Bielefeld University is involved in research on human-robot interaction for more than 20 years especially gaining experience in experimental studies with integrated robotic systems [3]. Within this research, strategies are utilized for guiding the focus of attention of human visitors in a museum’s context [4]. Further strategies are explored in a project that combines service robots with smart environments [5], e.g. the management of the robot’s attention in a multi-user dialogue [6]. A critical property for any human-robot interaction experiment is the reproducibility of the robotic system and its performance evaluation during its incremental development progress. However, this is rarely achieved [7]. This applies to experimentation in robotics as well as to RoboCup. A Technical Description Paper (e.g. [8]) – as typically submitted to RoboCup competitions – is by far not sufficient to describe or even reproduce a robotic system with all its artifacts. The introduction of a systematic approach towards reproducible robotic experiments [9] has been turned out as a key factor to maximally stabilize basic capabilities like, e.g., navigation or person following. Together with appropriate simulation engines [10] it paves the way to an automated testing of complete RoboCup@Home tasks.

Fig. 1.
figure 1

Robotic platforms of ToBI. Pepper is 120 cm tall, the overall height of TIAGo is adjustable \(\approx \)110 cm–145 cm as well as the Floka platform \(\approx \)160 cm–200 cm. (\(^*\) http://innoventionsblog.blogspot.de/2014/06/meet-pepper-first-personal-robot-who.html)
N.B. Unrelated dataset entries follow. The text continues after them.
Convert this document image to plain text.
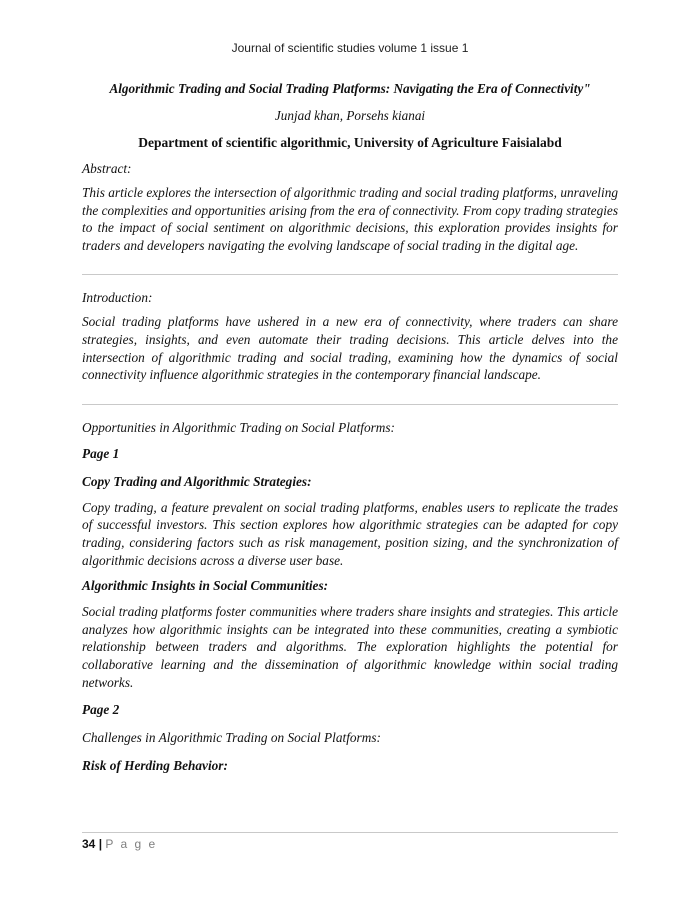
Journal of scientific studies volume 1 issue 1

Algorithmic Trading and Social Trading Platforms: Navigating the Era of Connectivity"

Junjad khan, Porsehs kianai

Department of scientific algorithmic, University of Agriculture Faisialabd

Abstract:

This article explores the intersection of algorithmic trading and social trading platforms, unraveling the complexities and opportunities arising from the era of connectivity. From copy trading strategies to the impact of social sentiment on algorithmic decisions, this exploration provides insights for traders and developers navigating the evolving landscape of social trading in the digital age.

Introduction:

Social trading platforms have ushered in a new era of connectivity, where traders can share strategies, insights, and even automate their trading decisions. This article delves into the intersection of algorithmic trading and social trading, examining how the dynamics of social connectivity influence algorithmic strategies in the contemporary financial landscape.

Opportunities in Algorithmic Trading on Social Platforms:

Page 1

Copy Trading and Algorithmic Strategies:

Copy trading, a feature prevalent on social trading platforms, enables users to replicate the trades of successful investors. This section explores how algorithmic strategies can be adapted for copy trading, considering factors such as risk management, position sizing, and the synchronization of algorithmic decisions across a diverse user base.

Algorithmic Insights in Social Communities:

Social trading platforms foster communities where traders share insights and strategies. This article analyzes how algorithmic insights can be integrated into these communities, creating a symbiotic relationship between traders and algorithms. The exploration highlights the potential for collaborative learning and the dissemination of algorithmic knowledge within social trading networks.

Page 2

Challenges in Algorithmic Trading on Social Platforms:

Risk of Herding Behavior:

34 | P a g e
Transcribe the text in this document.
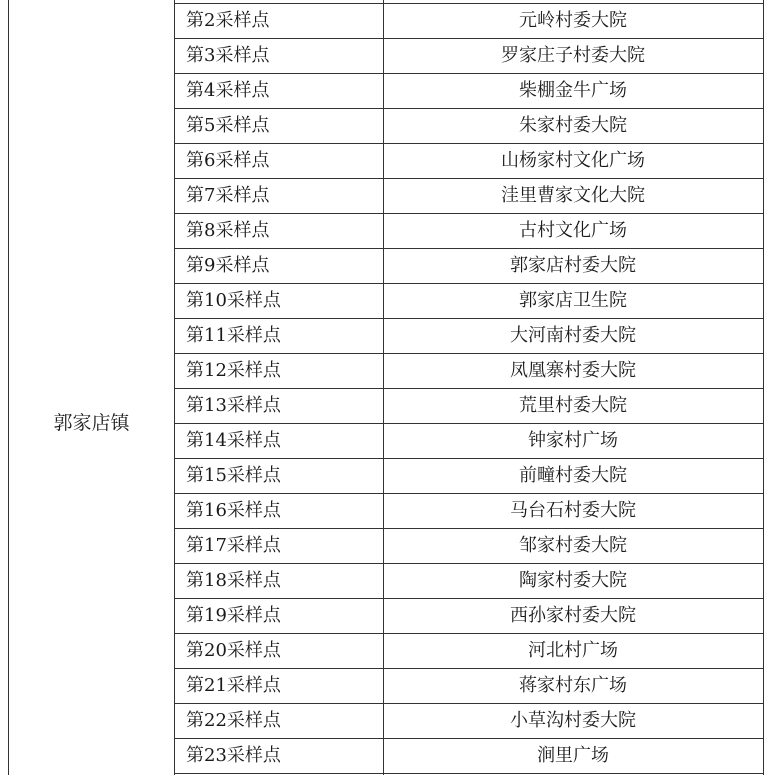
郭家店镇
第2采样点	元岭村委大院
第3采样点	罗家庄子村委大院
第4采样点	柴棚金牛广场
第5采样点	朱家村委大院
第6采样点	山杨家村文化广场
第7采样点	洼里曹家文化大院
第8采样点	古村文化广场
第9采样点	郭家店村委大院
第10采样点	郭家店卫生院
第11采样点	大河南村委大院
第12采样点	凤凰寨村委大院
第13采样点	荒里村委大院
第14采样点	钟家村广场
第15采样点	前疃村委大院
第16采样点	马台石村委大院
第17采样点	邹家村委大院
第18采样点	陶家村委大院
第19采样点	西孙家村委大院
第20采样点	河北村广场
第21采样点	蒋家村东广场
第22采样点	小草沟村委大院
第23采样点	涧里广场
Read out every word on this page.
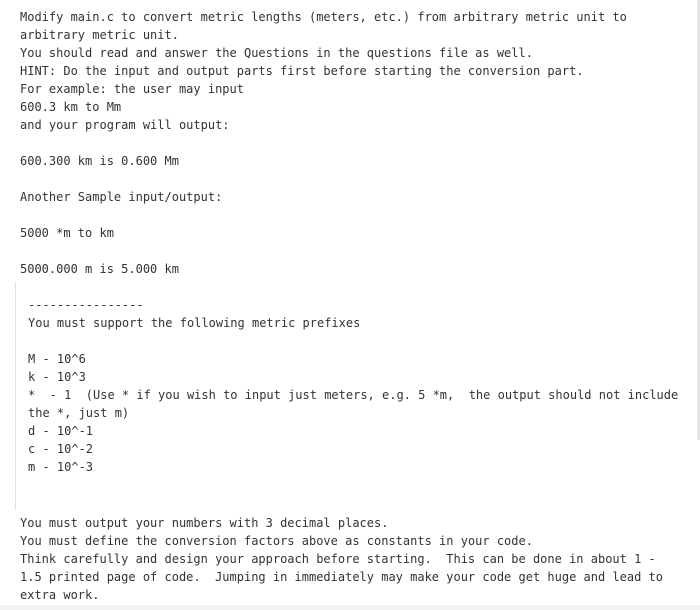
Modify main.c to convert metric lengths (meters, etc.) from arbitrary metric unit to
arbitrary metric unit.
You should read and answer the Questions in the questions file as well.
HINT: Do the input and output parts first before starting the conversion part.
For example: the user may input
600.3 km to Mm
and your program will output:
600.300 km is 0.600 Mm
Another Sample input/output:
5000 *m to km
5000.000 m is 5.000 km
----------------
You must support the following metric prefixes
M - 10^6
k - 10^3
*  - 1  (Use * if you wish to input just meters, e.g. 5 *m,  the output should not include
the *, just m)
d - 10^-1
c - 10^-2
m - 10^-3
You must output your numbers with 3 decimal places.
You must define the conversion factors above as constants in your code.
Think carefully and design your approach before starting.  This can be done in about 1 -
1.5 printed page of code.  Jumping in immediately may make your code get huge and lead to
extra work.
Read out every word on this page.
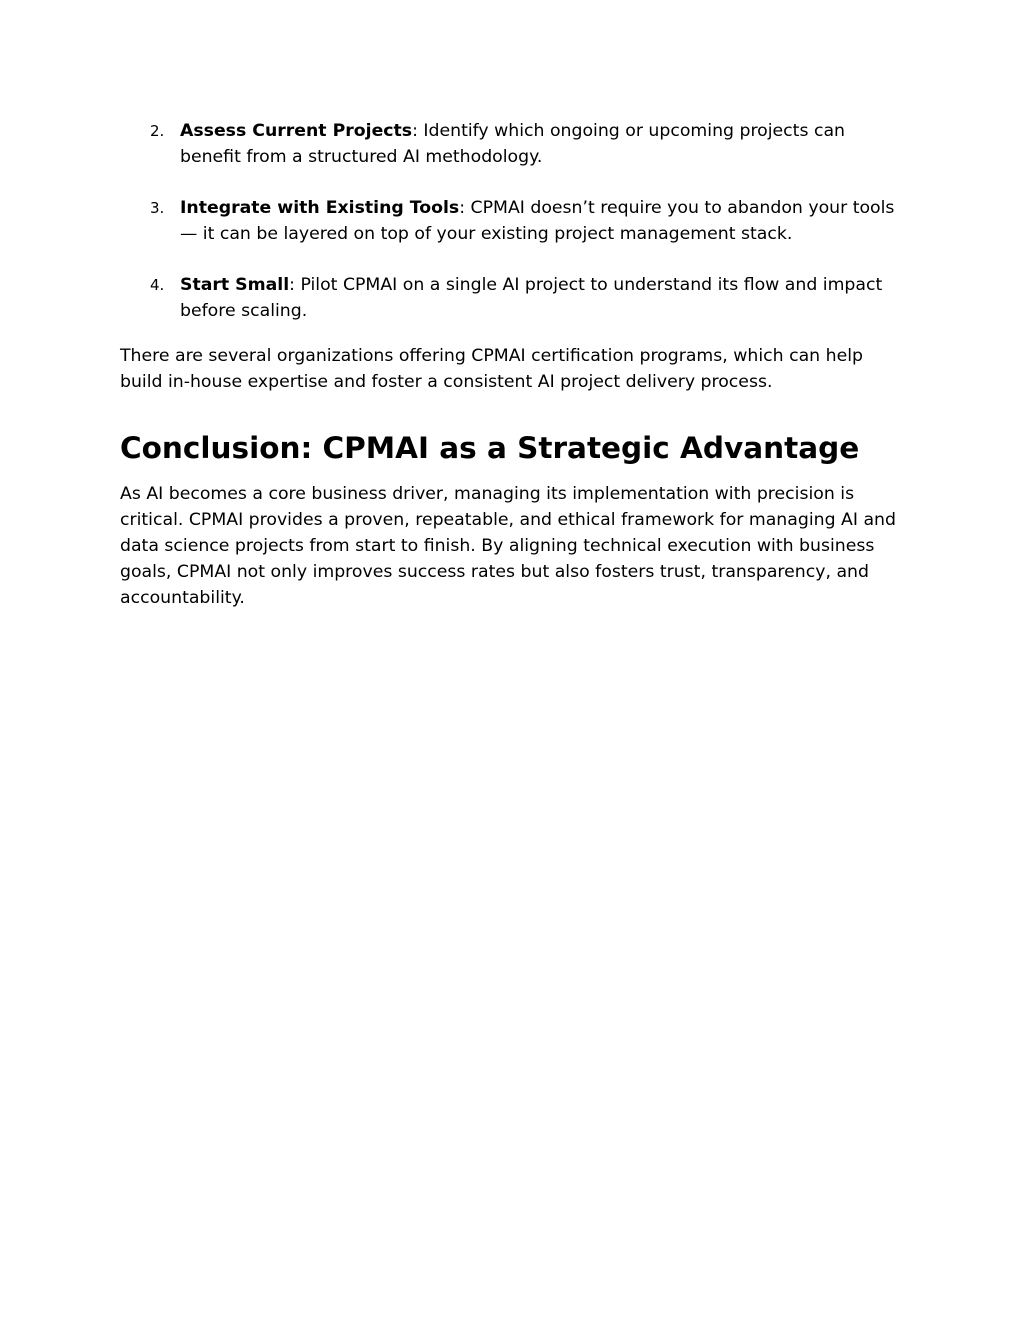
2. Assess Current Projects: Identify which ongoing or upcoming projects can benefit from a structured AI methodology.
3. Integrate with Existing Tools: CPMAI doesn’t require you to abandon your tools — it can be layered on top of your existing project management stack.
4. Start Small: Pilot CPMAI on a single AI project to understand its flow and impact before scaling.

There are several organizations offering CPMAI certification programs, which can help build in-house expertise and foster a consistent AI project delivery process.

Conclusion: CPMAI as a Strategic Advantage

As AI becomes a core business driver, managing its implementation with precision is critical. CPMAI provides a proven, repeatable, and ethical framework for managing AI and data science projects from start to finish. By aligning technical execution with business goals, CPMAI not only improves success rates but also fosters trust, transparency, and accountability.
2 Robot Platforms and System Description

During the last years, the RoboCup@Home and related research activities at Bielefeld University utilized different robotic platforms. In 2016, ToBI participated with the two service robots Biron and Floka [2], in 2017 with Biron and Pepper, in 2018 with Pepper. Current research also aims at the TIAGo platform. Figure 1 gives an overview of the three platforms (Pepper, TIAGo, Floka) which are still in the focus of current research activities. Although focusing on the Pepper in this paper, we still aim at the development of platform independent as well as multi-platform robot capabilities. The Social Standard Platform Pepper  (cf. Fig. 1(a)) has been newly introduced to the RoboCup@Home competition in 2017. It features an omni-directional base, two ultrasonic and six laser sensors. Together with three obstacle detectors in his legs, these provide him with navigation and obstacle avoidance capabilities. Two RGB cameras, one 3D camera, and four directional microphones are placed in his head. It further possesses tactile sensors in his hands for social interaction. A tablet is mounted at the frontal body and allows the user to make choices or to visualize the internal state of the robot. In our setup we use an additional laptop as an external computing resource which is connected to the on-board computer of the Pepper via Wi-Fi. Because the on-board laser is quite short range, we developed a hardware mounting for an external laser sensor (Fig. 1(b)) that can be easily attached or removed. Thereby, the Pepper is enabled to build precise maps of the environment that can be used during competition for navigating with the limited on-board laser sensors. In our research, all three robot platforms are run with the same framework but slightly different robot skill implementations. This allows a transfer of robot behaviors between platforms on an abstract level.

Fig. 2.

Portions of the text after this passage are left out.